For this project, please work with the following groups:
| Unit | Group Members |
|---|---|
| CS+Fables Unit 1, 3rd Grade |
Kenadi Fay |
| Jason Huertero | |
| Colin Meester | |
| Carman Wise | |
| CS+Data Unit 2, 3rd Grade |
Julia Eastman |
| Lillian Gelsthorpe | |
| Kylee Leewright | |
| Kolben Miller | |
| CS+Community Unit 3, 4th Grade |
Reagan Damstra |
| MaKenna Fitzgibbons | |
| Izzy Kaiser | |
| Lexus Naber | |
| CS+Earth Unit 4, 4th Grade |
Alissa Briggs |
| Molly Cochran | |
| Bryce Coyle | |
| Taylor Urbanek |
Today's tasks
The Curriculum Framework & the TIPP Lesson
The main task for today is to explore the big picture and structure of the curriculum you will be studying. You won't yet be engaging with the integration content, but you will learn the structure of the website and about the framework the curriculum uses.
Each of the four curricula that will be studied in this project starts the same way — with an overview video for teachers and some materials to teach students about TIPP&SEE and using Scratch. While this section looks a little different from unit to unit, they all look similar to this:
Working together with the other members of your group, complete the following tasks in order. The times shown are targets, not hard limits.
- Watch the "Unit Overview Video" by clicking the "Teachers Start Here..." link at the top of the section. (5 min)
- Watch the "1. Overview Video" by clicking the link on the left side of the section. (3 min)
- Although both items carry the label "Overview Video," they are very different things. Please watch both.
Discuss with your group: Between the two videos, what is one thing you learned about this curriculum that surprised you, or that you want to know more about?
- Open and study the "Introductory Lesson Student Hyperdoc" by clicking the link on the left side of the section. (5 min)
- You will want to reference this document later as you study the four introductory week lesson plans.
Discuss with your group: The Student Hyperdoc is a document your students would use alongside the lessons. What is the benefit of giving students a document like this?

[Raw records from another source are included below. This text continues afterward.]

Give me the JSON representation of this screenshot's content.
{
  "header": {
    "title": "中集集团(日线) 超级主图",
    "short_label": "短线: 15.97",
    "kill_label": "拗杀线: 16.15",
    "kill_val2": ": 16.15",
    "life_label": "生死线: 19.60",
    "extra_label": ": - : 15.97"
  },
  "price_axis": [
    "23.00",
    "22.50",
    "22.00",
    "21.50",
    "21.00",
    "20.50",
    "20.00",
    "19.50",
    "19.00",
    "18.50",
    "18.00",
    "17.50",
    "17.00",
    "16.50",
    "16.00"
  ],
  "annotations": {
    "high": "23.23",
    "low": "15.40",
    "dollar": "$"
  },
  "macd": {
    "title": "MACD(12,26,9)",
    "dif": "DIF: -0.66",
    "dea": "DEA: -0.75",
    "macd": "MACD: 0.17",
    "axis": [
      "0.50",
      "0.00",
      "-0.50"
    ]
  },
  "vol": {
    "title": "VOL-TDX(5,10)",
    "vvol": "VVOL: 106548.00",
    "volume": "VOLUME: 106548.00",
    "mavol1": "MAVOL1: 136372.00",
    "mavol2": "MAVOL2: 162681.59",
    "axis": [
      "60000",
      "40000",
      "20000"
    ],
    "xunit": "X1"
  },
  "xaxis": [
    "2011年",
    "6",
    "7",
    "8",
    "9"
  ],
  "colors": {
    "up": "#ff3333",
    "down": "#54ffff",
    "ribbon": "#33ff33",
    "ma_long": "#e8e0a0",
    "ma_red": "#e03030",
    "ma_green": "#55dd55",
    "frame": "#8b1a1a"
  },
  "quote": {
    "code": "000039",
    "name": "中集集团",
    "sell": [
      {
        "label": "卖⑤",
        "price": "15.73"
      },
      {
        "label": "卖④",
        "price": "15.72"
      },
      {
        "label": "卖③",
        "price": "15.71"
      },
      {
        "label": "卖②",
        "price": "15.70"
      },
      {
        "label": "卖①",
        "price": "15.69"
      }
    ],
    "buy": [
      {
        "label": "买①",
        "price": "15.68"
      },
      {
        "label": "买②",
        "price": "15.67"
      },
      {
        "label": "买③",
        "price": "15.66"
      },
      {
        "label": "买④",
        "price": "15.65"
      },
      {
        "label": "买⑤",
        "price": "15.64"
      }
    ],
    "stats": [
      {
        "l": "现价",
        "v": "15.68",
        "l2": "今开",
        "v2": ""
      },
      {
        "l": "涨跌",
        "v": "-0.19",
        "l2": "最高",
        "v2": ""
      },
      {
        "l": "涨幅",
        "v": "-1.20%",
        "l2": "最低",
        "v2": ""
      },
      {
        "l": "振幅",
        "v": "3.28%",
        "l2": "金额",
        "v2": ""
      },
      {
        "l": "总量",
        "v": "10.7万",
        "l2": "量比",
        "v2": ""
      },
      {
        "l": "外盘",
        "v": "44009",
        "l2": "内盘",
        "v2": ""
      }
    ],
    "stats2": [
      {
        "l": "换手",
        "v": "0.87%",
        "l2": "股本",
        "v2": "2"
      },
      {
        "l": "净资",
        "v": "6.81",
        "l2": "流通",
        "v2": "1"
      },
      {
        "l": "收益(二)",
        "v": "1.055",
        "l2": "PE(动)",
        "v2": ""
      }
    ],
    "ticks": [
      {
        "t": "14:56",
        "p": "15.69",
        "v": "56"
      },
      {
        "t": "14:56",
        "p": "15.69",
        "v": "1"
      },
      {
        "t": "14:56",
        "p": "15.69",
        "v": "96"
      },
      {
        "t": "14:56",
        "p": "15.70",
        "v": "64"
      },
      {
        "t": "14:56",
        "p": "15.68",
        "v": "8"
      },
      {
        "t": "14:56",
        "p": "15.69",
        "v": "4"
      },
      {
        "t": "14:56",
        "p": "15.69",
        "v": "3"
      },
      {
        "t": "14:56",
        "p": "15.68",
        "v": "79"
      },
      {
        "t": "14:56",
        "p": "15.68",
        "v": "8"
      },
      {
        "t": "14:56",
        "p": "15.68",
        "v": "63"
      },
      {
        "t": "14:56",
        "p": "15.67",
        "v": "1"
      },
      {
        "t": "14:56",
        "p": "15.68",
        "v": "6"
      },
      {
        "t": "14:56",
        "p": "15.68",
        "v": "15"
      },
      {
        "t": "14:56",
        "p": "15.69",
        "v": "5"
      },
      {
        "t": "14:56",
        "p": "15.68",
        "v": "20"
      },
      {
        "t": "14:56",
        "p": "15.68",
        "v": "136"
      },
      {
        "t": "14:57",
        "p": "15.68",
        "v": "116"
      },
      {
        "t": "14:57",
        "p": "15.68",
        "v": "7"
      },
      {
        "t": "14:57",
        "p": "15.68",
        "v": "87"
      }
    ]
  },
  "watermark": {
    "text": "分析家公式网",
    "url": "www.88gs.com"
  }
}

Which element of the Hyperdoc do you think would be most helpful for students in capturing their thinking on paper?
- View the "Teacher Unit Resources" page by clicking the link in the site navigation. (5 min)
- You will be referencing many of these materials as you work through the curriculum's lesson plans.
- You don't need to understand everything in detail right now, but you do want a clear sense of what kinds of resources are available here.
Discuss with your group: You are just getting started with this unit, but take a quick look at the resources available here. Which resource caught your attention and why? What does its presence in this section tell you about what teachers might need to successfully run this curriculum?
- Work through the TIPP Introductory Lesson. (20–25 min)
- The curriculum website describes this as an approximately 50-minute lesson with students. As a teacher studying the lesson, you should be able to work through it in about half that time.
- As you work through the lesson, keep the questions below in mind. You will record your responses in the reflection document that collects your written work across all 8 days of this project.
For your project document
At the end of each day I will ask you to answer, on your own, some specific reflection questions about teaching, learning, and how that day's lessons and materials fit into the big picture of this curriculum and teaching computer science. Use the link below to make a copy of the reflection document. You will add your responses to this document throughout the project and submit it at the end.
Make a copy of the reflection document →
Day 1 Reflection Questions
Record your responses to these questions in your reflection document. Be prepared to discuss them with your group before the end of class.
- As you wrap up today, what aspect of this curriculum most appeals to you — either as a learner or as a future teacher? What question do you have that you hope will be answered as you continue exploring the curriculum over the coming days?
- The TIPP lesson moves through a structured sequence: Warm Up → Watch → UCSD Does → Turn & Talk → We Do → You Do → Reflect & Share. What is the teacher's role in each phase, and what is the student's role? What does this progression assume about how students learn something new?
- TIPP asks students to read a program before running or modifying it — identifying the Title, Instructions, and Purpose before they Play. This is a deliberate reading strategy applied to code. What reading strategies do you already know — strategies like previewing, making predictions, or using text features — that work similarly? How does bringing those strategies into a CS lesson change what it means to "do computer science" in an elementary classroom?